Im Boxring traten beide jeweils ein paar Schritte auseinander, umkreisten sich, sprangen auf und ab und nahmen danach eine defensive Haltung ein. Capristo wagte als Erster einen offensiven Schlag, der ihm nicht gelang, da Alexandr zu schnell abblockte und ihm kurz darauf einen Ellbogen ins Gesicht rammte. Dieser Schlag schien Dannys Sehkraft für kurze Zeit einzuschränken, denn er taumelte nach hinten und hielt sich eine bandagierte Hand vor sein Gesicht. Ein paar Sekunden später nahm er die Hand wieder herunter und man konnte das Blut, das aus seiner Nase lief, erkennen. Jedes Mal, wenn ein Ellbogen von Alexander Dannys Rippen traf, wurde die Meute noch lauter.
Ich selbst merkte kaum etwas von den Menschen, die mich herum schubsten, sondern konzentrierte mich nur auf den Kampf. Auf Zehenspitzen versuchte ich, einen besseren Blick zu erhaschen, weil hin und wieder eine Hand in mein Sichtfeld schoss.
Als ich volle Sicht hatte, stieß Alexandr sein Knie in Dannys Visage, so dass dieser zu Boden fiel. Alexandr setzte sich auf ihn und hielt ihn unten, bis Blake einen blutverschmierten Stofffetzen auf Dannys Gesicht schmiss und somit das Ende des Kampfes ankündigte.
Der Raum schien zu explodieren und ein Arm zog mich von der Masse weg, die sich vor dem Boxring sammelte.
»Komm, Elena, lass uns schnell von hier verschwinden! Hier ist gleich die Hölle los!« Weil ich wusste, dass er recht hatte, folgte ich ihm durch die Halle. Es tummelten sich mindestens hundert betrunkene Typen, die auf Blutvergießen und Wettgewinne aus waren, rund um den Boxring. Am Eingang angekommen spürte ich, wie sehr meine rechte Schulter schmerzte, weil die Leute hier einfach nicht darauf achteten, ob oder wer ihnen im Weg stand.
Ich war froh, als ich draußen am Parkplatz frische Luft einatmen konnte und nicht von Menschenmassen erdrückt wurde.
Gerade als Trent seinen Wagen aufgesperrt hatte und ich einsteigen wollte, hörte ich eine Stimme meinen Namen rufen. Ich drehte mich um hundertachtzig Grad und sah PJ, wie er auf uns zugelaufen kam. »Elena, warte!«, rief er erneut.

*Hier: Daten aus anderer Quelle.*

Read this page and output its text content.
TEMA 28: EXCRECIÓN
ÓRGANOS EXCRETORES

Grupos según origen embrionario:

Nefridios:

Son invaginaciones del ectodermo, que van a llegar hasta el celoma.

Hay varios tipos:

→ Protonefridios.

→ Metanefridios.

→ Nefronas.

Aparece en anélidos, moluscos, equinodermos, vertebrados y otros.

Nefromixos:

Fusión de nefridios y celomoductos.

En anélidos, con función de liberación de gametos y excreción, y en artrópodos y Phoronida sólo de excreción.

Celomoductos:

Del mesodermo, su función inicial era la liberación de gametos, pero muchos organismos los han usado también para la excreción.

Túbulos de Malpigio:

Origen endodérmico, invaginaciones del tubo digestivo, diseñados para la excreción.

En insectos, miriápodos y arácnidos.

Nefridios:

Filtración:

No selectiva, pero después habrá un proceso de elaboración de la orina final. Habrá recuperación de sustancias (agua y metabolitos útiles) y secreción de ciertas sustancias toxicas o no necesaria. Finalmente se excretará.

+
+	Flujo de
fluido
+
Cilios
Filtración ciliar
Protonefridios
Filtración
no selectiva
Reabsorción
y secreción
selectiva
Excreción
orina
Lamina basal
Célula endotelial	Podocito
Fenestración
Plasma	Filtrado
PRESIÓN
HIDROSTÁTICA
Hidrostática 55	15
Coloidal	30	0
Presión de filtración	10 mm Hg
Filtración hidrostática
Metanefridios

»Gut, du hast gewartet«, meinte er erleichtert, als er vor mir zum Stehen kam. »Blake wollte dich sehen, weil dein Gewinn höher ausgefallen ist als gedacht.«
»Ähm, danke, aber nein danke«, sagte ich trocken. »Ich hole mir mein Geld einfach am Montag von dir. So wie immer.«
»Elena, Süße, das war keine Bitte«, entgegnete er ruhig. »Vertrau mir, du willst so jemanden wie Blake nicht wütend machen, wenn es um so etwas geht. Er wird dann immer zu einem Riesenbaby, wenn er seinen Willen nicht durchsetzen kann.«
»PJ, du hast sie gehört, sie hat Nein gesagt. Und jetzt verzieh dich«, rückte mein bester Freund zu meiner Rettung an.
»Halt dich da raus, Trent.« Nun klang PJ um einiges wütender und gebieterischer. »Komm jetzt, Elena, du sollst einfach nur schnell Hallo sagen und deine Kohle holen. Danach kannst du schon wieder gehen, okay?«
»Hast du nicht gehört, was sie eben gesagt hat? Bist du schwerhörig?« Trent wurde langsam wütend und weil ich wusste, dass er schnell handgreiflich werden konnte, wenn er an seine Grenze kam, entschied ich mich einzuschreiten. Immerhin waren wir hier auf PJs Terrain.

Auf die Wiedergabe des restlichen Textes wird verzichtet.